林熙禾深吸一口气,努力收回思绪,她还是想趁着这个机会,给姜怀柔提点一二:“姜姑娘,对于这件事,我很抱歉,连累了你们。但是,你与孙姑娘既然在一起会生祸端,最好还是保持距离。”
“林姐姐,孙姐姐也是无辜的.......“姜怀柔一脸焦急,还想为孙凝香辩驳。
”我知道,但是你既是顾青淮的表妹,又叫我一声林姐姐,我便只能与你这么建议。没事在府里不要总出门,外面危险重重。

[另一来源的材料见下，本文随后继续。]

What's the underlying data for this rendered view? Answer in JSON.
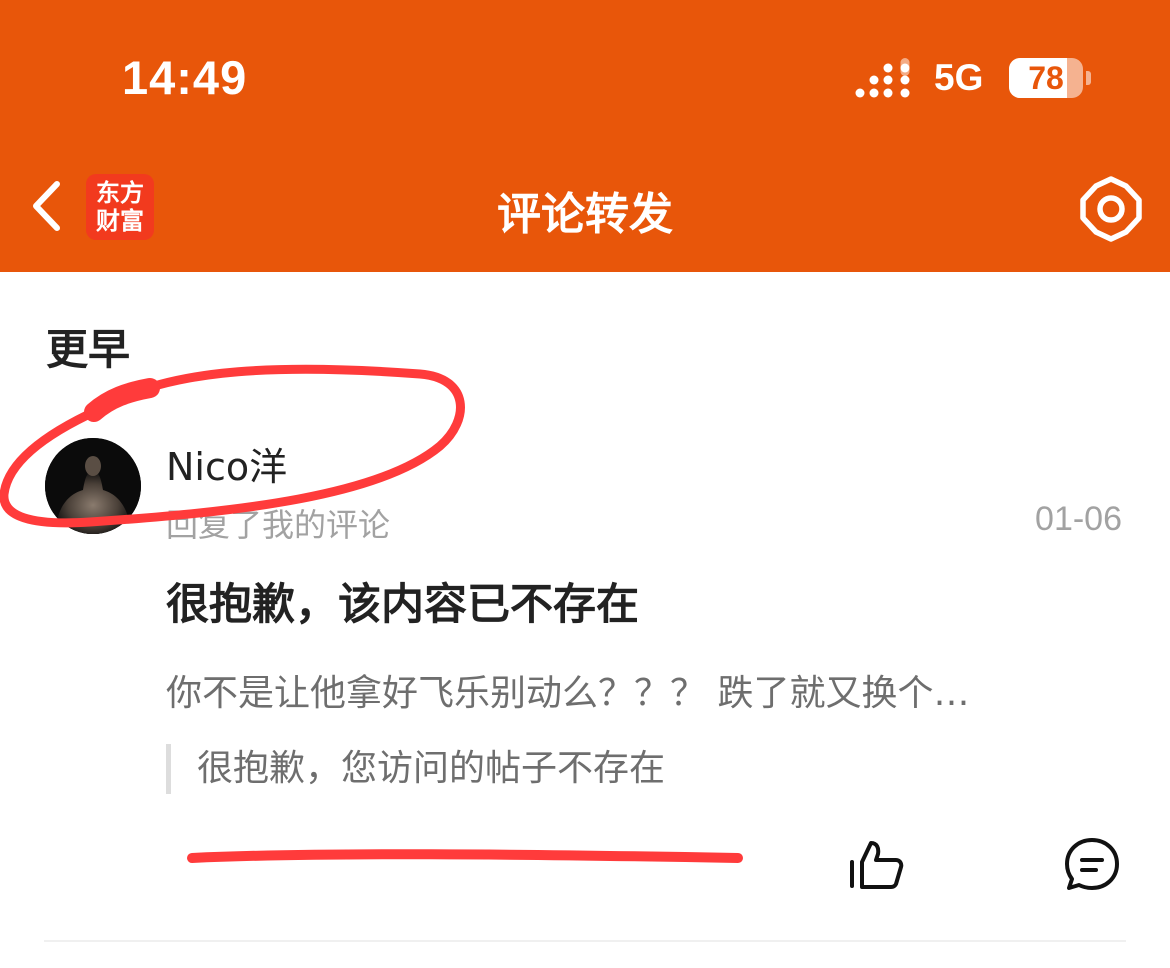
{
  "status_bar": {
    "time": "14:49",
    "network": "5G",
    "battery_level": "78",
    "battery_fraction": 0.78
  },
  "nav": {
    "back_icon": "chevron-left-icon",
    "logo_line1": "东方",
    "logo_line2": "财富",
    "title": "评论转发",
    "settings_icon": "gear-icon"
  },
  "section": {
    "title": "更早"
  },
  "notification": {
    "username": "Nico洋",
    "action": "回复了我的评论",
    "date": "01-06",
    "headline": "很抱歉，该内容已不存在",
    "comment": "你不是让他拿好飞乐别动么？？？ 跌了就又换个…",
    "quoted": "很抱歉，您访问的帖子不存在",
    "like_icon": "thumbs-up-icon",
    "reply_icon": "comment-bubble-icon"
  },
  "colors": {
    "brand": "#E8560A",
    "annotation": "#FF3B3B"
  }
}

”林熙禾苦口婆心,只能旁敲侧击,希望姜怀柔能听进去几分。
两人又交谈了几句,林熙禾便感到一阵强烈的疲惫感袭来,她实在没有力气再继续下去了。
于是,送走了姜怀柔。
待姜怀柔离去后,林熙禾终于是下定了离开京城的决心,悄声吩咐:“南下的船只,定三日后走。”
纪濯如今这般不肯放手,又如此对待孙凝香,而她深知孙凝香手段不少,自己眼下防不胜防,或许离开,才是摆脱这一切困境的最好选择。